In 1993, Jemison resigned from NASA to pursue her interest in how social sciences interact in technologies. She founded her own company, the Jemison Group to research, market and develop science and technology for daily live. She also founded the Dorothy Jemison Foundation for Excellence, named after her mother. She is an advocate for the important of science and technology, and for getting minority students interested in science, and the foundation runs projects like The Earth We Share (TEWS), an international science camp where students, ages 12 to 16, work to solve current global problems, like “How Many People Can the Earth Hold” and “Predict the Hot Public Stocks of The Year 2030. She became a professor of Environmental Studies at Dartmouth College from 1995 to 2002 and in 1999, she founded BioSentient Corp, where she has been working on the development of a portable device that allows mobile monitoring of the involuntary nervous system. She has also been a Professor-at-Large at Cornell University.
In 1993, Jemison became the first real astronaut ever to appear on Star Trek, when she played Lieutenant Palmer in the Star Trek: The Next Generation episode “Second Chances”. She has also appeared as a host and technical consultant of the Discovery Channel science series World of Wonder and in 2006, she participated in African American Lives, a PBS television miniseries hosted by Henry Louis Gates, Jr., that traced the family history of eight famous African Americans using historical research and genetic techniques.
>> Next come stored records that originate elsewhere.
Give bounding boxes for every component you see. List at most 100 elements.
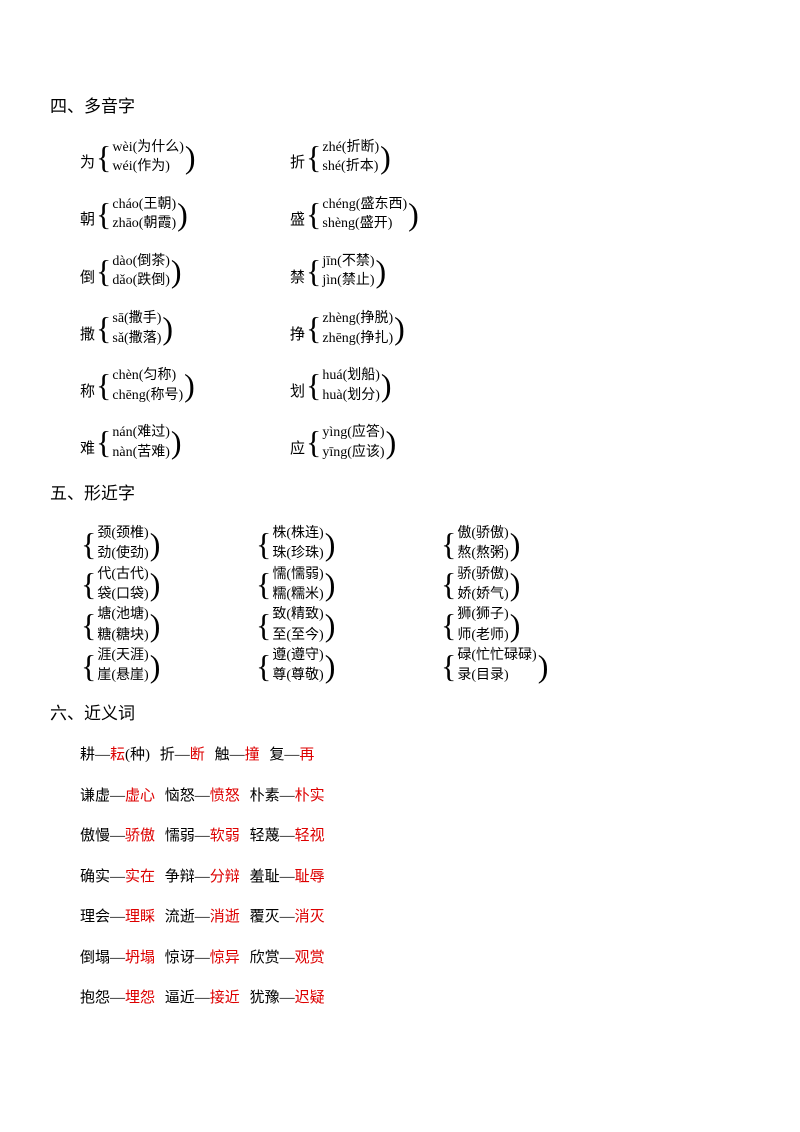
brace-left-icon: { (96, 315, 111, 342)
polyphone-row: 撒{sā(撒手)sǎ(撒落))挣{zhèng(挣脱)zhēng(挣扎)) (80, 309, 750, 348)
polyphone-readings: sā(撒手)sǎ(撒落) (112, 309, 161, 348)
synonym-left: 覆灭— (246, 909, 295, 925)
shape-row: {颈(颈椎)劲(使劲)){株(株连)珠(珍珠)){傲(骄傲)熬(熬粥)) (80, 524, 750, 565)
synonym-right: 坍塌 (125, 950, 155, 966)
synonym-pair: 羞耻—耻辱 (246, 869, 325, 885)
polyphone-readings: huá(划船)huà(划分) (322, 366, 380, 405)
synonym-left: 触— (211, 747, 245, 763)
synonym-left: 羞耻— (246, 869, 295, 885)
shape-pair: 狮(狮子)师(老师) (457, 605, 508, 646)
shape-item: {骄(骄傲)娇(娇气)) (440, 565, 620, 606)
shape-pair: 傲(骄傲)熬(熬粥) (457, 524, 508, 565)
synonym-left: 恼怒— (161, 788, 210, 804)
reading-b: sǎ(撒落) (112, 329, 161, 349)
brace-left-icon: { (96, 201, 111, 228)
brace-right-icon: ) (162, 315, 173, 342)
brace-left-icon: { (96, 372, 111, 399)
reading-b: wéi(作为) (112, 157, 184, 177)
shape-b: 至(至今) (272, 626, 323, 646)
polyphone-readings: zhé(折断)shé(折本) (322, 138, 379, 177)
shape-a: 塘(池塘) (97, 605, 148, 625)
reading-b: shèng(盛开) (322, 214, 407, 234)
shape-a: 骄(骄傲) (457, 565, 508, 585)
brace-left-icon: { (256, 612, 271, 639)
synonym-pair: 谦虚—虚心 (80, 788, 155, 804)
polyphone-readings: chèn(匀称)chēng(称号) (112, 366, 183, 405)
shape-b: 尊(尊敬) (272, 666, 323, 686)
synonym-right: 观赏 (295, 950, 325, 966)
polyphone-char: 朝 (80, 209, 95, 232)
polyphone-char: 折 (290, 152, 305, 175)
shape-a: 狮(狮子) (457, 605, 508, 625)
synonym-right: 耻辱 (295, 869, 325, 885)
brace-left-icon: { (96, 258, 111, 285)
synonym-pair: 触—撞 (211, 747, 260, 763)
shape-item: {颈(颈椎)劲(使劲)) (80, 524, 255, 565)
synonym-right: 消逝 (210, 909, 240, 925)
synonym-left: 懦弱— (161, 828, 210, 844)
synonym-left: 惊讶— (161, 950, 210, 966)
synonym-right: 朴实 (295, 788, 325, 804)
synonym-right: 撞 (245, 747, 260, 763)
reading-b: huà(划分) (322, 386, 380, 406)
synonym-left: 抱怨— (80, 990, 125, 1006)
synonym-left: 犹豫— (246, 990, 295, 1006)
shape-pair: 株(株连)珠(珍珠) (272, 524, 323, 565)
synonym-left: 轻蔑— (246, 828, 295, 844)
shape-b: 师(老师) (457, 626, 508, 646)
reading-b: zhēng(挣扎) (322, 329, 393, 349)
synonym-pair: 恼怒—愤怒 (161, 788, 240, 804)
polyphone-readings: zhèng(挣脱)zhēng(挣扎) (322, 309, 393, 348)
synonym-pair: 覆灭—消灭 (246, 909, 325, 925)
reading-a: cháo(王朝) (112, 195, 176, 215)
brace-left-icon: { (306, 258, 321, 285)
synonym-right: 虚心 (125, 788, 155, 804)
brace-right-icon: ) (325, 612, 336, 639)
brace-right-icon: ) (538, 653, 549, 680)
reading-b: nàn(苦难) (112, 443, 170, 463)
synonym-pair: 耕—耘(种) (80, 747, 150, 763)
reading-a: nán(难过) (112, 423, 170, 443)
polyphone-char: 禁 (290, 267, 305, 290)
synonym-left: 朴素— (246, 788, 295, 804)
synonym-right: 迟疑 (295, 990, 325, 1006)
polyphone-row: 称{ chèn(匀称)chēng(称号))划{huá(划船)huà(划分)) (80, 366, 750, 405)
reading-a: jīn(不禁) (322, 252, 374, 272)
synonym-left: 折— (156, 747, 190, 763)
shape-pair: 颈(颈椎)劲(使劲) (97, 524, 148, 565)
brace-left-icon: { (256, 531, 271, 558)
synonym-right: 消灭 (295, 909, 325, 925)
brace-right-icon: ) (150, 653, 161, 680)
polyphone-readings: dào(倒茶)dǎo(跌倒) (112, 252, 170, 291)
polyphone-readings: cháo(王朝)zhāo(朝霞) (112, 195, 176, 234)
brace-left-icon: { (306, 429, 321, 456)
synonym-pair: 犹豫—迟疑 (246, 990, 325, 1006)
shape-a: 涯(天涯) (97, 646, 148, 666)
synonym-right: 愤怒 (210, 788, 240, 804)
polyphone-item: 盛{chéng(盛东西) shèng(盛开)) (290, 195, 500, 234)
synonym-right: 实在 (125, 869, 155, 885)
section-4-title: 四、多音字 (50, 94, 750, 120)
shape-a: 碌(忙忙碌碌) (457, 646, 536, 666)
brace-left-icon: { (306, 201, 321, 228)
polyphone-readings: nán(难过)nàn(苦难) (112, 423, 170, 462)
brace-right-icon: ) (381, 372, 392, 399)
brace-left-icon: { (441, 612, 456, 639)
brace-right-icon: ) (325, 571, 336, 598)
synonym-left: 复— (266, 747, 300, 763)
shape-b: 劲(使劲) (97, 544, 148, 564)
polyphone-row: 朝{cháo(王朝)zhāo(朝霞))盛{chéng(盛东西) shèng(盛开… (80, 195, 750, 234)
reading-a: zhé(折断) (322, 138, 379, 158)
shape-b: 录(目录) (457, 666, 536, 686)
shape-row: {涯(天涯)崖(悬崖)){遵(遵守)尊(尊敬)){碌(忙忙碌碌) 录(目录)) (80, 646, 750, 687)
shape-pair: 遵(遵守)尊(尊敬) (272, 646, 323, 687)
polyphone-readings: wèi(为什么) wéi(作为) (112, 138, 184, 177)
reading-b: dǎo(跌倒) (112, 271, 170, 291)
brace-left-icon: { (81, 531, 96, 558)
polyphone-grid: 为{wèi(为什么) wéi(作为))折{zhé(折断)shé(折本))朝{ch… (50, 138, 750, 463)
synonym-row: 倒塌—坍塌 惊讶—惊异 欣赏—观赏 (80, 947, 750, 970)
shape-b: 熬(熬粥) (457, 544, 508, 564)
reading-a: huá(划船) (322, 366, 380, 386)
synonym-right: 断 (190, 747, 205, 763)
shape-item: {懦(懦弱)糯(糯米)) (255, 565, 440, 606)
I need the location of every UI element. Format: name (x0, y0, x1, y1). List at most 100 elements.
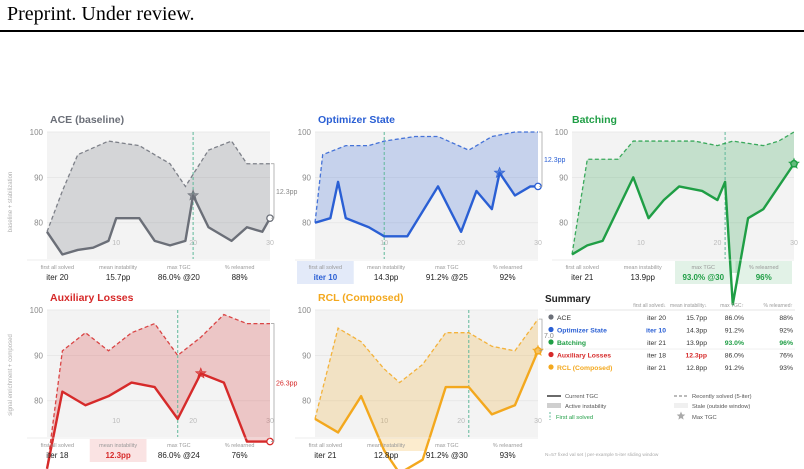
y-tick-label: 100 (30, 128, 44, 137)
metric-label: first all solved (41, 443, 74, 449)
y-tick-label: 90 (559, 173, 568, 182)
metric-label: max TGC (167, 443, 190, 449)
summary-cell: 91.2% (725, 365, 744, 372)
max-tgc-star (194, 367, 207, 379)
legend-label: Recently solved (5-iter) (692, 394, 752, 400)
summary-cell: 13.9pp (686, 340, 707, 347)
y-tick-label: 80 (302, 219, 311, 228)
metric-value: 96% (756, 273, 772, 282)
summary-cell: 76% (779, 353, 793, 360)
summary-cell: iter 10 (646, 328, 666, 335)
chart-title: Auxiliary Losses (50, 292, 134, 304)
recent-solved-line (314, 318, 539, 420)
summary-legend: Current TGC Recently solved (5-iter) Activ… (547, 394, 752, 421)
metric-label: % relearned (749, 265, 779, 271)
legend-label: Stale (outside window) (692, 404, 750, 410)
left-label-top: baseline + stabilization (8, 172, 14, 233)
metric-label: mean instability (367, 265, 405, 271)
legend-label: First all solved (556, 415, 593, 421)
instability-band (572, 132, 794, 273)
legend-item: Current TGC (547, 394, 598, 400)
metric-value: iter 21 (314, 451, 337, 460)
header-rule (0, 30, 804, 32)
x-tick-label: 10 (112, 418, 120, 425)
summary-row: RCL (Composed) iter 21 12.8pp 91.2% 93% (548, 364, 793, 372)
metric-label: max TGC (167, 265, 190, 271)
gap-annotation: 26.3pp (276, 381, 298, 388)
y-tick-label: 80 (302, 397, 311, 406)
metric-label: mean instability (99, 265, 137, 271)
current-tgc-line (571, 163, 795, 306)
x-tick-label: 10 (637, 240, 645, 247)
legend-label: Max TGC (692, 415, 717, 421)
metric-highlight (675, 261, 732, 284)
current-tgc-line (314, 350, 540, 469)
gap-bracket (539, 131, 543, 187)
summary-cell: 14.3pp (686, 328, 707, 335)
recent-solved-line (571, 131, 795, 255)
y-tick-label: 100 (298, 306, 312, 315)
gap-bracket (271, 323, 275, 442)
current-tgc-line (46, 194, 272, 256)
gap-annotation: 12.3pp (544, 157, 566, 164)
chart-batching: 80 90 100 10 20 30 Batching first all solved ite… (552, 114, 800, 306)
chart-auxiliary-losses: 80 90 100 10 20 30 26.3pp Auxiliary Losses first… (27, 292, 298, 469)
gap-bracket (539, 318, 543, 352)
series-dot (548, 339, 554, 345)
y-tick-label: 100 (555, 128, 569, 137)
series-dot (548, 364, 554, 370)
summary-cell: 93.0% (725, 340, 744, 347)
summary-name: Batching (557, 340, 586, 347)
summary-name: Optimizer State (557, 328, 607, 335)
gap-annotation: 7.0 (544, 333, 554, 340)
max-tgc-star (493, 166, 506, 178)
summary-cell: iter 20 (647, 315, 666, 322)
metric-value: iter 10 (314, 273, 338, 282)
metric-value: 13.9pp (631, 273, 656, 282)
x-tick-label: 30 (266, 240, 274, 247)
metric-value: 15.7pp (106, 273, 131, 282)
legend-item: Max TGC (676, 411, 717, 421)
y-tick-label: 100 (298, 128, 312, 137)
metric-label: % relearned (225, 443, 255, 449)
metric-label: % relearned (225, 265, 255, 271)
left-label-bottom: signal enrichment + composed (8, 334, 14, 416)
metric-value: 93.0% @30 (682, 273, 724, 282)
y-tick-label: 90 (34, 173, 43, 182)
summary-header: max TGC↑ (720, 303, 744, 309)
x-tick-label: 20 (714, 240, 722, 247)
legend-swatch (547, 403, 561, 408)
instability-band (47, 141, 270, 255)
summary-cell: 96% (779, 340, 793, 347)
chart-title: RCL (Composed) (318, 292, 404, 304)
summary-row: Optimizer State iter 10 14.3pp 91.2% 92% (548, 326, 793, 335)
x-tick-label: 20 (457, 240, 465, 247)
instability-band (315, 132, 538, 237)
instability-band (49, 314, 270, 451)
summary-header: % relearned↑ (764, 303, 793, 309)
legend-label: Current TGC (565, 394, 598, 400)
series-dot (548, 351, 554, 358)
metric-value: 86.0% @24 (158, 451, 200, 460)
metric-value: iter 20 (46, 273, 69, 282)
y-tick-label: 90 (302, 173, 311, 182)
summary-cell: 91.2% (725, 328, 744, 335)
metric-value: iter 18 (46, 451, 69, 460)
x-tick-label: 10 (380, 418, 388, 425)
summary-cell: iter 21 (647, 340, 666, 347)
metric-value: 91.2% @25 (426, 273, 468, 282)
metric-label: first all solved (309, 443, 342, 449)
chart-rcl: 80 90 100 10 20 30 7.0 RCL (Composed) first all … (295, 292, 554, 469)
gap-annotation: 12.3pp (276, 189, 298, 196)
metric-label: first all solved (309, 265, 342, 271)
y-tick-label: 80 (34, 397, 43, 406)
legend-item: Stale (outside window) (674, 403, 750, 410)
summary-name: RCL (Composed) (557, 365, 612, 372)
y-tick-label: 90 (302, 351, 311, 360)
metric-label: mean instability (624, 265, 662, 271)
stale-band (47, 310, 270, 437)
y-tick-label: 80 (34, 219, 43, 228)
recent-solved-line (46, 140, 270, 233)
metric-label: max TGC (435, 265, 458, 271)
She is an active public speaker, promoting science and technology and motivating and inspiring young people in education. Jemison has also been a been a member of several prominent organisations, including the American Medical Association, the American Chemical Society and the American Association for the Advancement of Science, and served on the board of directors of the World Sickle Cell Foundation from 1990 to 1992.
Jemison has received numerous honours, including the 1988 Essence Science and Technology Award,1993 Kilby Science Award, 1993 Montgomery Fellow, Dartmouth and an induction to the International Space Hall of Fame in 2004. She has also been awarded the NASA Space Flight Medal. Jemison has been awarded with a number of honorary degrees, and there are institutions named after her including the Mae C. Jemison Science and Space Museum, Wilbur Wright College, Chicago, Illinois, Mae C. Jemison Academy, an alternative public school in Detroit, Michigan, the Bluford Drew Jemison STEM Academy, a public charter school in Baltimore, Maryland and the Mae Jemison School, an elementary public school in Hazel Crest, Illinois.
Jemison is currently leading the 100 Year Starship (100YSS) an initiative seed funded by DOD’s Defense Advanced Research Project Agency (DARPA) to assure the capability for human interstellar space travel to another star is possible within the next 100 years.